Y a este tipo tampoco le interesa el dinero. ¿Se me habrá pasado alguna cosa por alto? Revisé rápidamente la posición de sus piezas, las posibles trayectorias. Cero: no pillé ni el más mínimo intento de sacrificio libresco, ninguna treta brillante, nada de nada. Quizá esos peones del lado de la reina que él había seguido haciendo avanzar pudieran crearme algunos problemas más adelante, pero… ¿Más adelante? ¡Joder! Dicen que los peones son el alma del ajedrez. Quizá sea ésta la razón por la cual nunca les prestó gran atención, al menos hasta que llega la fase final de la partida, que es cuando no te queda más remedio que pensar en tu alma. Esos cuatro skinheads blancos estaban acercándoseme como invasores del espacio en una agitada pantalla. Las rotas defensas negras estaban abiertas por completo, como bocas de metro.

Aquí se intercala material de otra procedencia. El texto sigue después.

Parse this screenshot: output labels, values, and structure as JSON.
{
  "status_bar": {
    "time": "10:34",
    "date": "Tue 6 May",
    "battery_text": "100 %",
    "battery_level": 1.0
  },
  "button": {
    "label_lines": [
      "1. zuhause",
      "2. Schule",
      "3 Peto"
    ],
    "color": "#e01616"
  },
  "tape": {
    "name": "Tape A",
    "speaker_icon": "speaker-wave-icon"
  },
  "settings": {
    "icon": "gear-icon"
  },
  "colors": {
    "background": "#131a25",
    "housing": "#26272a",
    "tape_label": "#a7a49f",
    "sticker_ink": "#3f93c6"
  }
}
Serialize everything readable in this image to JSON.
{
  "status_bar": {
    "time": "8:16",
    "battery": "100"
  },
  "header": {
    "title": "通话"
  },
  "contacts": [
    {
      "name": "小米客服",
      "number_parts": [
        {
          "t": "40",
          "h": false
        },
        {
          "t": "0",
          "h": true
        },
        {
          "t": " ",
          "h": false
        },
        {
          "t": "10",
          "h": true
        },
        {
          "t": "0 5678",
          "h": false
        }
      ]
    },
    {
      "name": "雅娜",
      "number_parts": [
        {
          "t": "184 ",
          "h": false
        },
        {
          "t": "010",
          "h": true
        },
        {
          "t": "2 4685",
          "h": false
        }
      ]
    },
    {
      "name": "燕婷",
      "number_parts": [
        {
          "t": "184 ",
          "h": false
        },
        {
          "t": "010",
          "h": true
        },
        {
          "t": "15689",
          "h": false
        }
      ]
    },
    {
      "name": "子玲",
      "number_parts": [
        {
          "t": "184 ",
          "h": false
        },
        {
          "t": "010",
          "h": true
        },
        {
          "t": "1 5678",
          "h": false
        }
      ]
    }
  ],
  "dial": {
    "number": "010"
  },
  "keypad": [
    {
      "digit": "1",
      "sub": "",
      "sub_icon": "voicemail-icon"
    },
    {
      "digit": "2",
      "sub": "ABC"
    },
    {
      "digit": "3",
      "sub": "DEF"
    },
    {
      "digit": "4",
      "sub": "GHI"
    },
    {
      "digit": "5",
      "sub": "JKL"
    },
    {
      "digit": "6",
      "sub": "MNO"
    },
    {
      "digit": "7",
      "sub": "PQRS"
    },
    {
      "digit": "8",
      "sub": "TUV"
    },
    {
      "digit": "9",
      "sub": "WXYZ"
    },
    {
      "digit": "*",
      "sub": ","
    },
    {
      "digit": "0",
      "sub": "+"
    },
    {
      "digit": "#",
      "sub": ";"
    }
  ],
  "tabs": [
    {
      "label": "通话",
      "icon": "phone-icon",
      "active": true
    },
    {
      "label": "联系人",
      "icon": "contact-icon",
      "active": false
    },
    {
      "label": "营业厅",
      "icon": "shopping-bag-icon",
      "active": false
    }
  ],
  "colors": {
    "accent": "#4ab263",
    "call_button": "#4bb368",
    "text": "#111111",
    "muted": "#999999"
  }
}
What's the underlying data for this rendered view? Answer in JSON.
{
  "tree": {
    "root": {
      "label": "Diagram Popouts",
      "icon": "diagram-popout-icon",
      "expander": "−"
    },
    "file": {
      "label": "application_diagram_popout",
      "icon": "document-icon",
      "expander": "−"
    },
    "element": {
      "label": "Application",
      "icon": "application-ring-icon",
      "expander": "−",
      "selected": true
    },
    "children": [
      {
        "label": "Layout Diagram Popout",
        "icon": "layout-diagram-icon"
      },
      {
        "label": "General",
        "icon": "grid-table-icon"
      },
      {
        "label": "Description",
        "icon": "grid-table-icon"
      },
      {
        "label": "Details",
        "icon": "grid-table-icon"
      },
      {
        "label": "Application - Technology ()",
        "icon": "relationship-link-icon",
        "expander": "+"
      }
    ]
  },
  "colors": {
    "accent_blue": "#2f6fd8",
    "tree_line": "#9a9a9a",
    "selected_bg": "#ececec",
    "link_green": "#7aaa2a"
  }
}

—Lo extraño —dijo Martin, meditabundo—, lo extraño es que Fielding tardase tanto en realizar la maniobra final, en cortar por lo sano y salir corriendo. Es probable que estuviera demasiado metido en sus propias cábalas, en su propio arte. Todos los artistas de la mentira, todos los ilusionistas y prestidigitadores, tienen una limitación: se emborrachan con su arte. Además, hay que contar con el carácter del propio Fielding, con sus ganas de disfrutar del juego hasta el último momento. ¿Por qué no permitió que salieras tranquilamente por la puerta del Carraway? Porque estaba enganchado. Enganchado en la ficción que él mismo había construido, ebrio de su propio arte, como te decía. Quería llevar sus trucos hasta el final. Nos pasa a todos. Era un actor frustrado, y quería obtener, como actor, su gran venganza. Llevó su arte de actor a la vida real.